What kernel extension and other developers need to know
Signed system volume is transparent for most developers. Kernel developers who must interact with the root volume can do so via a new System Integrity Protection mode available in the
csrutil command line tool. When you enable this mode, it allows the tagging of custom snapshots using
apfs_systemsnapshot, which you can then boot into.
Apple will soon release details about the new SSV on-disk format. If your app handles data backup or forensic search, you’ll need to do some additional work to understand and validate it.

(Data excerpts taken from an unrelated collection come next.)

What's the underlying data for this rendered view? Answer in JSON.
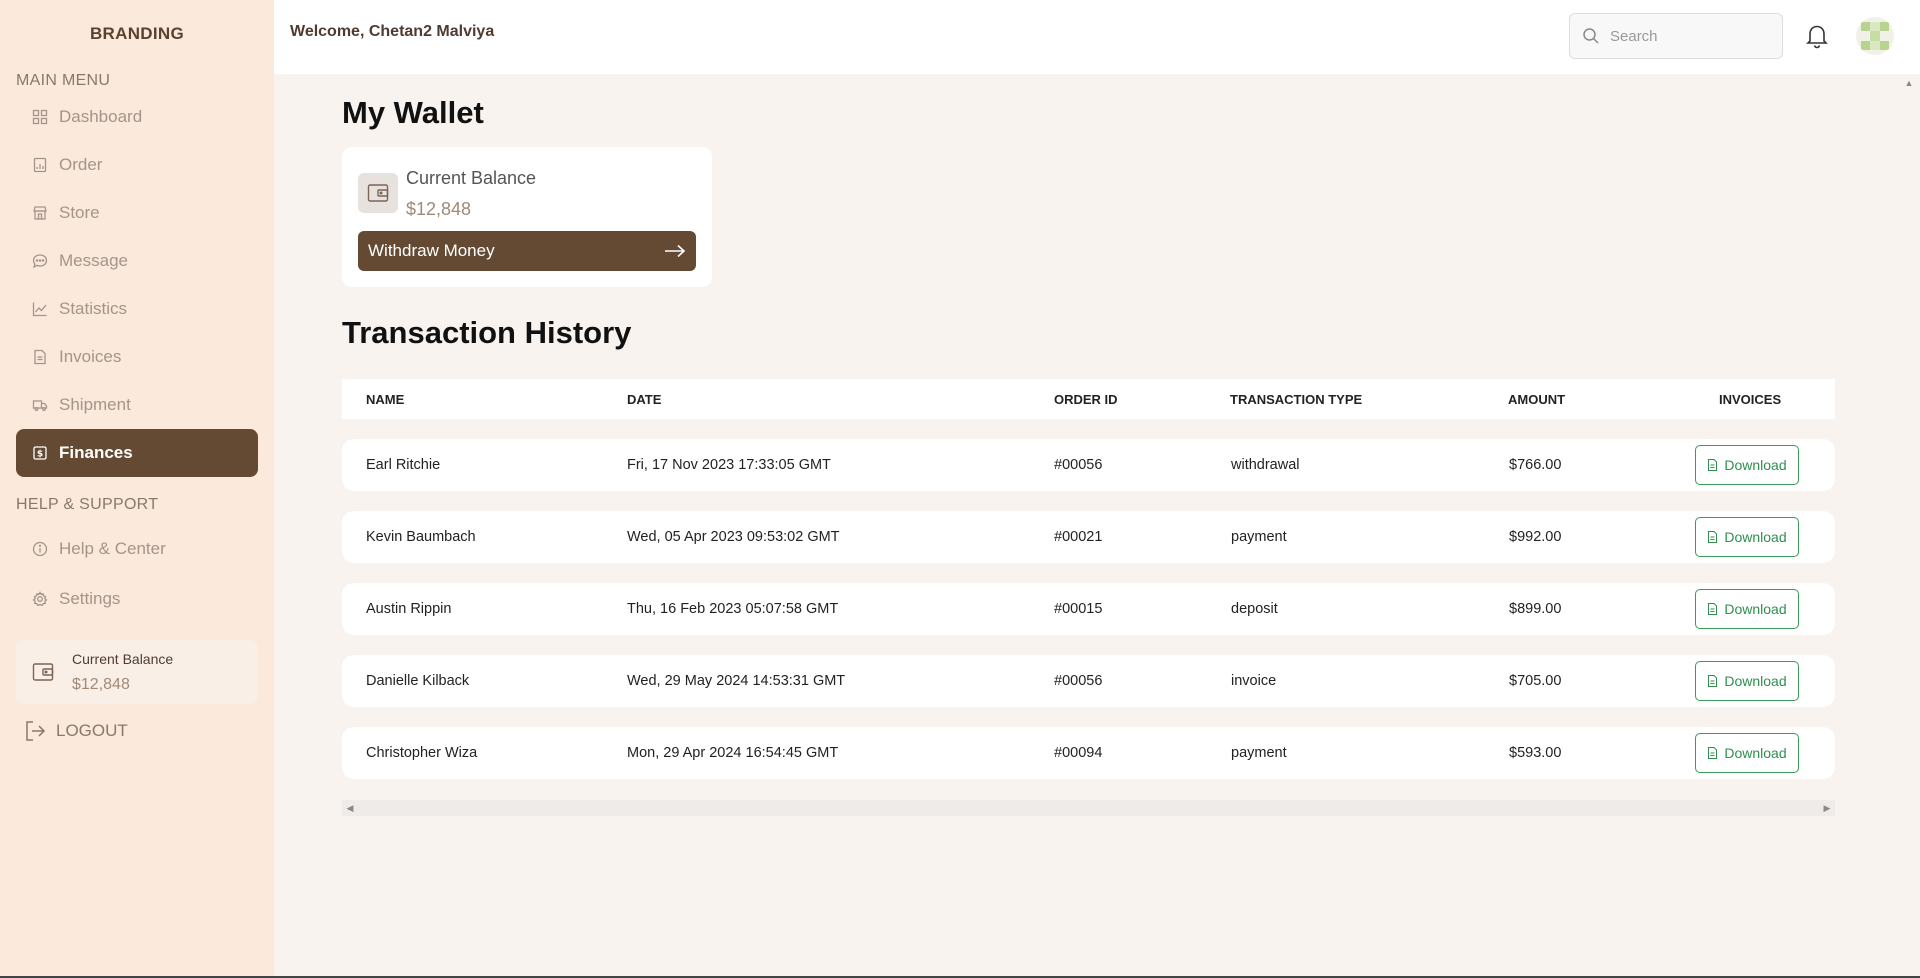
{
  "brand": "BRANDING",
  "sidebar": {
    "main_menu_label": "MAIN MENU",
    "items": [
      {
        "label": "Dashboard",
        "icon": "grid-icon"
      },
      {
        "label": "Order",
        "icon": "clipboard-icon"
      },
      {
        "label": "Store",
        "icon": "store-icon"
      },
      {
        "label": "Message",
        "icon": "chat-icon"
      },
      {
        "label": "Statistics",
        "icon": "chart-line-icon"
      },
      {
        "label": "Invoices",
        "icon": "document-icon"
      },
      {
        "label": "Shipment",
        "icon": "truck-icon"
      },
      {
        "label": "Finances",
        "icon": "dollar-icon",
        "active": true
      }
    ],
    "support_label": "HELP & SUPPORT",
    "support_items": [
      {
        "label": "Help & Center",
        "icon": "info-icon"
      },
      {
        "label": "Settings",
        "icon": "gear-icon"
      }
    ],
    "balance": {
      "label": "Current Balance",
      "amount": "$12,848"
    },
    "logout_label": "LOGOUT"
  },
  "header": {
    "welcome": "Welcome, Chetan2 Malviya",
    "search_placeholder": "Search"
  },
  "wallet": {
    "title": "My Wallet",
    "balance_label": "Current Balance",
    "balance_amount": "$12,848",
    "withdraw_label": "Withdraw Money"
  },
  "transactions": {
    "title": "Transaction History",
    "columns": [
      "NAME",
      "DATE",
      "ORDER ID",
      "TRANSACTION TYPE",
      "AMOUNT",
      "INVOICES"
    ],
    "download_label": "Download",
    "rows": [
      {
        "name": "Earl Ritchie",
        "date": "Fri, 17 Nov 2023 17:33:05 GMT",
        "order_id": "#00056",
        "type": "withdrawal",
        "amount": "$766.00"
      },
      {
        "name": "Kevin Baumbach",
        "date": "Wed, 05 Apr 2023 09:53:02 GMT",
        "order_id": "#00021",
        "type": "payment",
        "amount": "$992.00"
      },
      {
        "name": "Austin Rippin",
        "date": "Thu, 16 Feb 2023 05:07:58 GMT",
        "order_id": "#00015",
        "type": "deposit",
        "amount": "$899.00"
      },
      {
        "name": "Danielle Kilback",
        "date": "Wed, 29 May 2024 14:53:31 GMT",
        "order_id": "#00056",
        "type": "invoice",
        "amount": "$705.00"
      },
      {
        "name": "Christopher Wiza",
        "date": "Mon, 29 Apr 2024 16:54:45 GMT",
        "order_id": "#00094",
        "type": "payment",
        "amount": "$593.00"
      }
    ]
  },
  "colors": {
    "accent": "#644a33",
    "sidebar_bg": "#fbe9dc",
    "page_bg": "#f8f3ef",
    "download_green": "#2f8f4f"
  }
}
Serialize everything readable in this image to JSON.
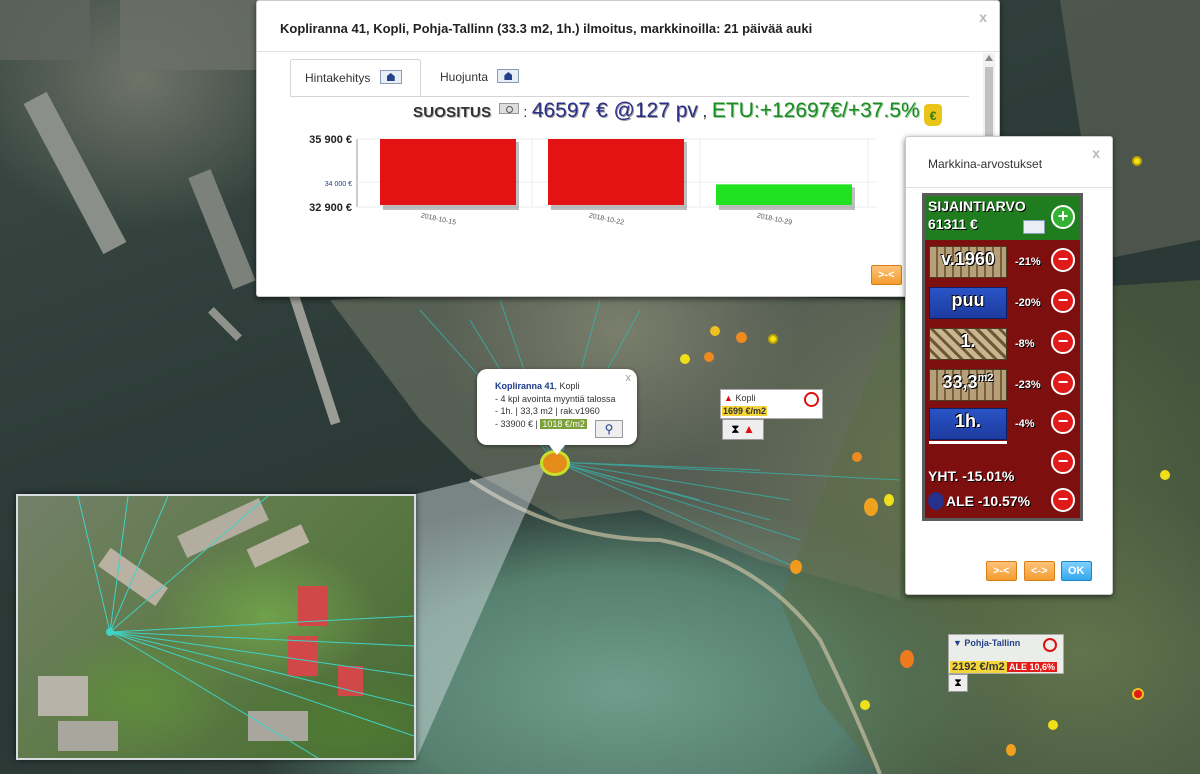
{
  "listing_dialog": {
    "title": "Kopliranna 41, Kopli, Pohja-Tallinn (33.3 m2, 1h.) ilmoitus, markkinoilla: 21 päivää auki",
    "close": "x",
    "tabs": [
      {
        "label": "Hintakehitys",
        "icon": "house-chart-icon",
        "active": true
      },
      {
        "label": "Huojunta",
        "icon": "house-chart-icon",
        "active": false
      }
    ],
    "suositus_label": "SUOSITUS",
    "suositus_colon": ":",
    "suositus_value": "46597 € @127 pv",
    "suositus_comma": ",",
    "etu_value": "ETU:+12697€/+37.5%",
    "money_icon": "money-bag-icon",
    "collapse_button": ">-<"
  },
  "chart_data": {
    "type": "bar",
    "categories": [
      "2018-10-15",
      "2018-10-22",
      "2018-10-29"
    ],
    "values": [
      35900,
      35900,
      33900
    ],
    "colors": [
      "#e31313",
      "#e31313",
      "#21e221"
    ],
    "ytick_labels": [
      "35 900 €",
      "34 000 €",
      "32 900 €"
    ],
    "ytick_values": [
      35900,
      34000,
      32900
    ],
    "ylim": [
      32900,
      35900
    ],
    "grid": true
  },
  "market_dialog": {
    "title": "Markkina-arvostukset",
    "close": "x",
    "location_label": "SIJAINTIARVO",
    "location_value": "61311 €",
    "rows": [
      {
        "icon_text": "v.1960",
        "percent": "-21%",
        "icon": "building-year-icon"
      },
      {
        "icon_text": "puu",
        "percent": "-20%",
        "icon": "wood-material-icon"
      },
      {
        "icon_text": "1.",
        "percent": "-8%",
        "icon": "floor-icon"
      },
      {
        "icon_text": "33,3",
        "icon_sup": "m2",
        "percent": "-23%",
        "icon": "area-icon"
      },
      {
        "icon_text": "1h.",
        "percent": "-4%",
        "icon": "rooms-icon"
      }
    ],
    "total": "YHT. -15.01%",
    "discount": "ALE -10.57%",
    "buttons": {
      "collapse": ">-<",
      "expand": "<->",
      "ok": "OK"
    }
  },
  "popup": {
    "address": "Kopliranna 41",
    "district": ", Kopli",
    "line1": "- 4 kpl avointa myyntiä talossa",
    "line2": "- 1h. | 33,3 m2 | rak.v1960",
    "line3": "- 33900 € |",
    "price_per_m2": "1018 €/m2",
    "close": "x"
  },
  "district_labels": {
    "kopli": {
      "name": "Kopli",
      "price": "1699 €/m2"
    },
    "pohja_tallinn": {
      "name": "Pohja-Tallinn",
      "price": "2192 €/m2",
      "ale": "ALE 10,6%"
    }
  }
}
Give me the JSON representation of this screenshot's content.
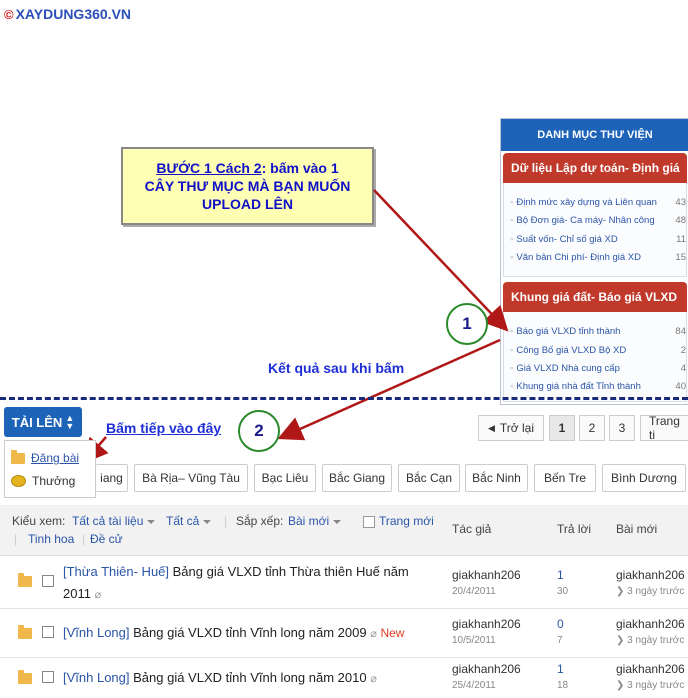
{
  "logo": {
    "symbol": "©",
    "text": "XAYDUNG360.VN"
  },
  "side_panel": {
    "title": "DANH MỤC THƯ VIỆN",
    "categories": [
      {
        "title": "Dữ liệu Lập dự toán- Định giá",
        "items": [
          {
            "label": "Định mức xây dựng và Liên quan",
            "count": "43"
          },
          {
            "label": "Bộ Đơn giá- Ca máy- Nhân công",
            "count": "48"
          },
          {
            "label": "Suất vốn- Chỉ số giá XD",
            "count": "11"
          },
          {
            "label": "Văn bản Chi phí- Định giá XD",
            "count": "15"
          }
        ]
      },
      {
        "title": "Khung giá đất- Báo giá VLXD",
        "items": [
          {
            "label": "Báo giá VLXD tỉnh thành",
            "count": "84"
          },
          {
            "label": "Công Bố giá VLXD Bộ XD",
            "count": "2"
          },
          {
            "label": "Giá VLXD Nhà cung cấp",
            "count": "4"
          },
          {
            "label": "Khung giá nhà đất Tỉnh thành",
            "count": "40"
          }
        ]
      }
    ]
  },
  "annotation": {
    "step_title": "BƯỚC 1  Cách 2",
    "step_text_1": ": bấm vào 1",
    "step_text_2": "CÂY THƯ MỤC MÀ BẠN MUỐN",
    "step_text_3": "UPLOAD LÊN",
    "marker1": "1",
    "marker2": "2",
    "result_text": "Kết quả sau khi bấm",
    "next_text": "Bấm tiếp vào đây"
  },
  "toolbar": {
    "upload_label": "TẢI LÊN"
  },
  "upload_menu": [
    {
      "label": "Đăng bài"
    },
    {
      "label": "Thưởng"
    }
  ],
  "pager": {
    "prev": "Trở lại",
    "pages": [
      "1",
      "2",
      "3"
    ],
    "next": "Trang ti"
  },
  "tags": [
    "iang",
    "Bà Rịa– Vũng Tàu",
    "Bạc Liêu",
    "Bắc Giang",
    "Bắc Cạn",
    "Bắc Ninh",
    "Bến Tre",
    "Bình Dương"
  ],
  "filters": {
    "view_label": "Kiểu xem:",
    "view_value": "Tất cả tài liệu",
    "all_value": "Tất cả",
    "sort_label": "Sắp xếp:",
    "sort_value": "Bài mới",
    "featured": "Trang mới",
    "best": "Tinh hoa",
    "sticky": "Đề cử",
    "col_author": "Tác giả",
    "col_reply": "Trả lời",
    "col_last": "Bài mới"
  },
  "rows": [
    {
      "prefix": "[Thừa Thiên- Huế]",
      "title": "Bảng giá VLXD tỉnh Thừa thiên Huế năm",
      "title2": "2011",
      "new": "",
      "author": "giakhanh206",
      "date": "20/4/2011",
      "replies": "1",
      "views": "30",
      "last_user": "giakhanh206",
      "last_time": "3 ngày trước"
    },
    {
      "prefix": "[Vĩnh Long]",
      "title": "Bảng giá VLXD tỉnh Vĩnh long năm 2009",
      "title2": "",
      "new": "New",
      "author": "giakhanh206",
      "date": "10/5/2011",
      "replies": "0",
      "views": "7",
      "last_user": "giakhanh206",
      "last_time": "3 ngày trước"
    },
    {
      "prefix": "[Vĩnh Long]",
      "title": "Bảng giá VLXD tỉnh Vĩnh long năm 2010",
      "title2": "",
      "new": "",
      "author": "giakhanh206",
      "date": "25/4/2011",
      "replies": "1",
      "views": "18",
      "last_user": "giakhanh206",
      "last_time": "3 ngày trước"
    }
  ],
  "colors": {
    "primary": "#1d63b8",
    "category": "#c0392b",
    "annotation": "#1f2fd6",
    "arrow": "#b01818"
  }
}
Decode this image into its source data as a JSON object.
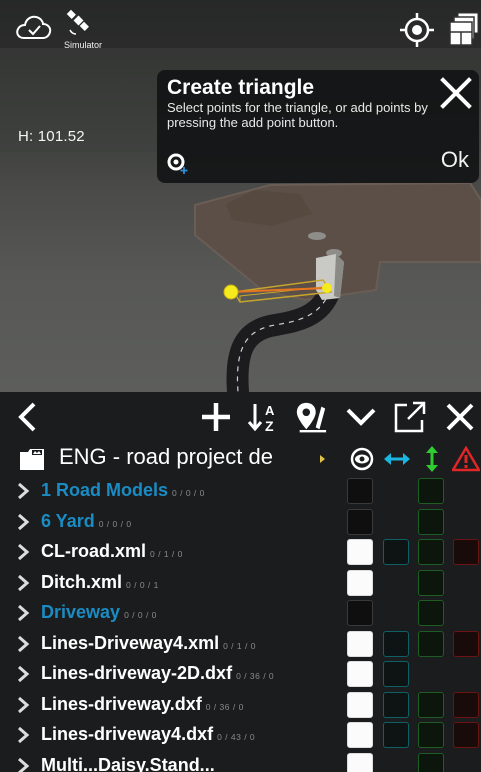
{
  "top_bar": {
    "cloud_icon": "cloud-check-icon",
    "satellite_icon": "satellite-icon",
    "simulator_label": "Simulator",
    "locate_icon": "locate-target-icon",
    "layers_icon": "layers-icon"
  },
  "viewport": {
    "height_label": "H: 101.52"
  },
  "dialog": {
    "title": "Create triangle",
    "message_line1": "Select points for the triangle, or add points by",
    "message_line2": "pressing the add point button.",
    "ok_label": "Ok",
    "add_point_icon": "add-point-icon",
    "close_icon": "close-icon"
  },
  "toolbar": {
    "icons": [
      "back-chevron-icon",
      "add-icon",
      "sort-az-icon",
      "edit-map-marker-icon",
      "collapse-chevron-icon",
      "open-external-icon",
      "close-icon"
    ]
  },
  "header": {
    "title": "ENG - road project de",
    "columns": [
      "eye-icon",
      "horizontal-arrows-icon",
      "vertical-arrows-icon",
      "warning-icon"
    ],
    "colors": {
      "cyan": "#1ab6e0",
      "green": "#2ecc2e",
      "red": "#e02626"
    }
  },
  "rows": [
    {
      "name": "1 Road Models",
      "counts": "0 / 0 / 0",
      "folder": true,
      "cells": [
        "off",
        "",
        "green",
        ""
      ]
    },
    {
      "name": "6 Yard",
      "counts": "0 / 0 / 0",
      "folder": true,
      "cells": [
        "off",
        "",
        "green",
        ""
      ]
    },
    {
      "name": "CL-road.xml",
      "counts": "0 / 1 / 0",
      "folder": false,
      "cells": [
        "on",
        "cyan",
        "green",
        "red"
      ]
    },
    {
      "name": "Ditch.xml",
      "counts": "0 / 0 / 1",
      "folder": false,
      "cells": [
        "on",
        "",
        "green",
        ""
      ]
    },
    {
      "name": "Driveway",
      "counts": "0 / 0 / 0",
      "folder": true,
      "cells": [
        "off",
        "",
        "green",
        ""
      ]
    },
    {
      "name": "Lines-Driveway4.xml",
      "counts": "0 / 1 / 0",
      "folder": false,
      "cells": [
        "on",
        "cyan",
        "green",
        "red"
      ]
    },
    {
      "name": "Lines-driveway-2D.dxf",
      "counts": "0 / 36 / 0",
      "folder": false,
      "cells": [
        "on",
        "cyan",
        "",
        ""
      ]
    },
    {
      "name": "Lines-driveway.dxf",
      "counts": "0 / 36 / 0",
      "folder": false,
      "cells": [
        "on",
        "cyan",
        "green",
        "red"
      ]
    },
    {
      "name": "Lines-driveway4.dxf",
      "counts": "0 / 43 / 0",
      "folder": false,
      "cells": [
        "on",
        "cyan",
        "green",
        "red"
      ]
    },
    {
      "name": "Multi...Daisy.Stand...",
      "counts": "",
      "folder": false,
      "cells": [
        "on",
        "",
        "green",
        ""
      ]
    }
  ]
}
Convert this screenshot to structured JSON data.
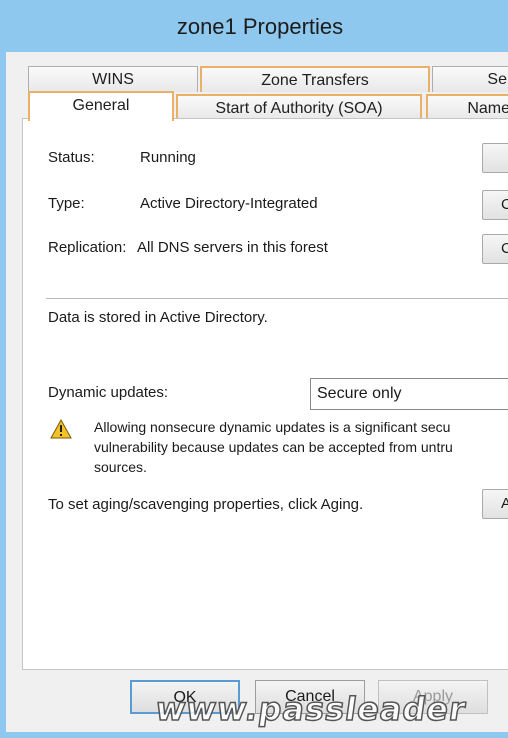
{
  "window": {
    "title": "zone1 Properties"
  },
  "tabs_back": [
    {
      "label": "WINS"
    },
    {
      "label": "Zone Transfers"
    },
    {
      "label": "Se"
    }
  ],
  "tabs_front": [
    {
      "label": "General"
    },
    {
      "label": "Start of Authority (SOA)"
    },
    {
      "label": "Name"
    }
  ],
  "general": {
    "status_label": "Status:",
    "status_value": "Running",
    "type_label": "Type:",
    "type_value": "Active Directory-Integrated",
    "replication_label": "Replication:",
    "replication_value": "All DNS servers in this forest",
    "type_button": "C",
    "replication_button": "C",
    "storage_text": "Data is stored in Active Directory.",
    "dynamic_label": "Dynamic updates:",
    "dynamic_value": "Secure only",
    "warning_line1": "Allowing nonsecure dynamic updates is a significant secu",
    "warning_line2": "vulnerability because updates can be accepted from untru",
    "warning_line3": "sources.",
    "aging_text": "To set aging/scavenging properties, click Aging.",
    "aging_button": "A"
  },
  "buttons": {
    "ok": "OK",
    "cancel": "Cancel",
    "apply": "Apply"
  },
  "watermark": "www.passleader",
  "icons": {
    "warning": "warning-icon"
  }
}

In addition, it is even more important that bootable macOS instances be created via ASR volume replication, or with the macOS Installer. Copying content into a new APFS volume manually or using tools like
rsync does not preserve the seal and the required cryptographic SSV metadata, and will therefore no longer generate a bootable macOS.
Data Protection on macOS
Data Protection brings per-file encryption keys to all Apple Silicon Macs. This means developers can choose to provide even stronger protection for customer data on macOS by cryptographically locking files when the data is not being used, or when the device itself is locked.
Each file’s metadata now defines a Data Protection class for the file. These classes dictate when a file can be opened, read, or manipulated. For example, the Complete Protection class guarantees that the file is only accessible when the system is unlocked. The Data Protection class can be easily set and changed by using classes like Data in Swift and NSData in Objective-C. iOS and iPadOS developers already familiar with these classes will be able to use similar code on macOS.